Analysis on the Force and Life of Gearbox in Double-Rotor Wind Turbine
In order to study the force and life of the key components in the gearbox of an existing double-rotor wind turbine, the design and structural parameters of the gearbox in the traditional National Renewable Energy Laboratory (NREL) 5 MW single-rotor wind turbine are adopted, and the fixed ring gear of the first planetary stage transmission is released to form a differential gearbox suitable for a double-rotor wind turbine with two inputs. The double input is used to connect the double rotor. Subsequently, the characteristics of the gearbox in a double-rotor wind turbine are discussed. On the basis of the constant rated power of the whole wind turbine, the total power is divided into two parts, which are allocated to the double rotors, then two rotational speeds of the two inputs are given according to different power ratios by complying with the matching principle of force and moment.
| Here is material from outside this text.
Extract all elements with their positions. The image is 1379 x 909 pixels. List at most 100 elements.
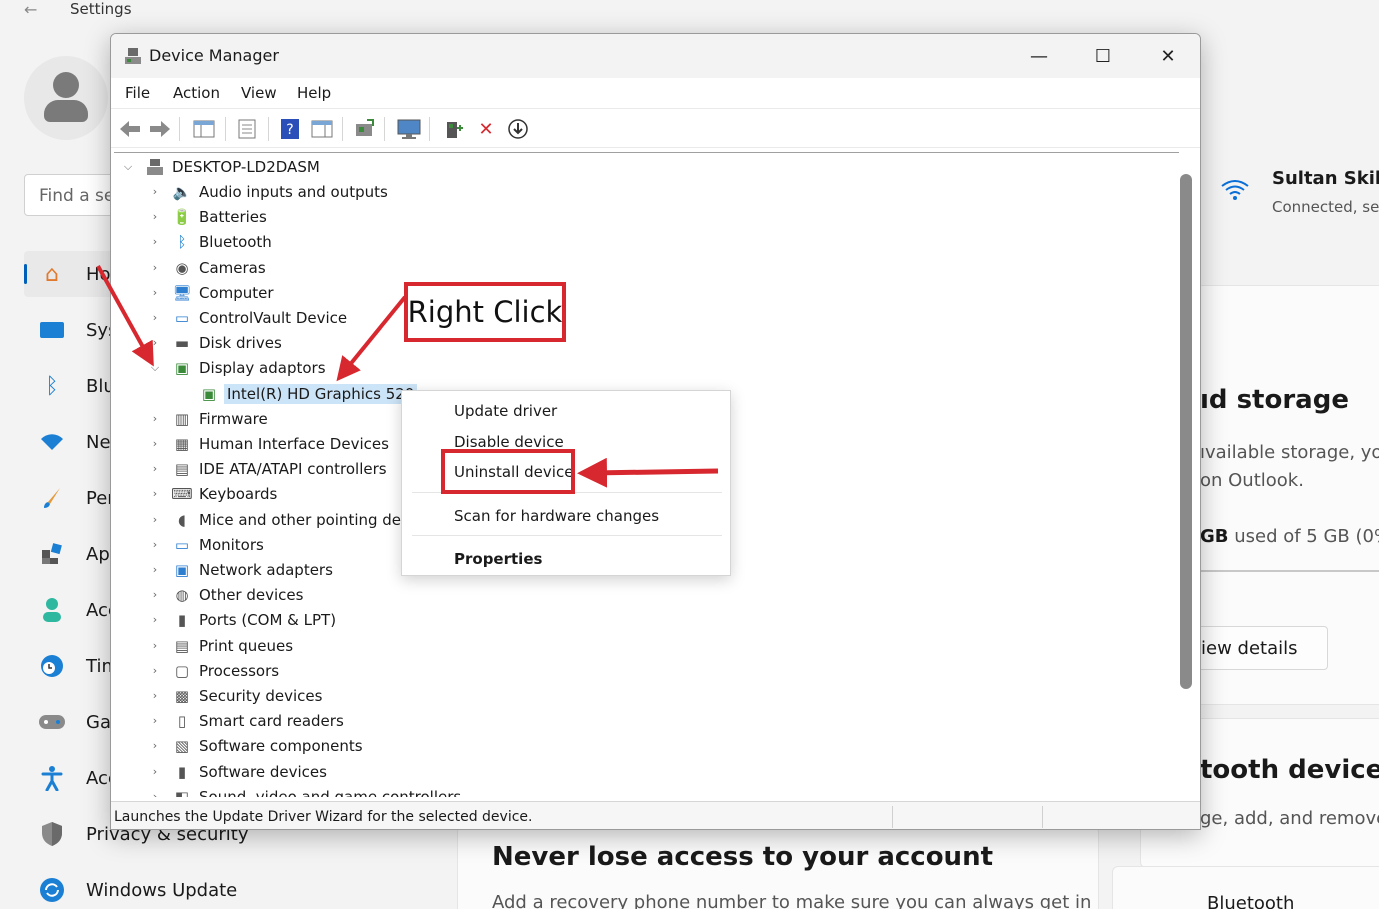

Furthermore, the force acting on the pitch circle of the planet gear, as well as the force and life of the planet bearing of the two-stage planetary transmission are calculated and compared with a single-rotor wind turbine. The results show that the structural advantages of a double-rotor wind turbine can reduce the stress of key components of the gearbox and increase the life span of the planet bearing, thereby the life of the whole gearbox is improved and the downtime of the whole wind turbine is reduced.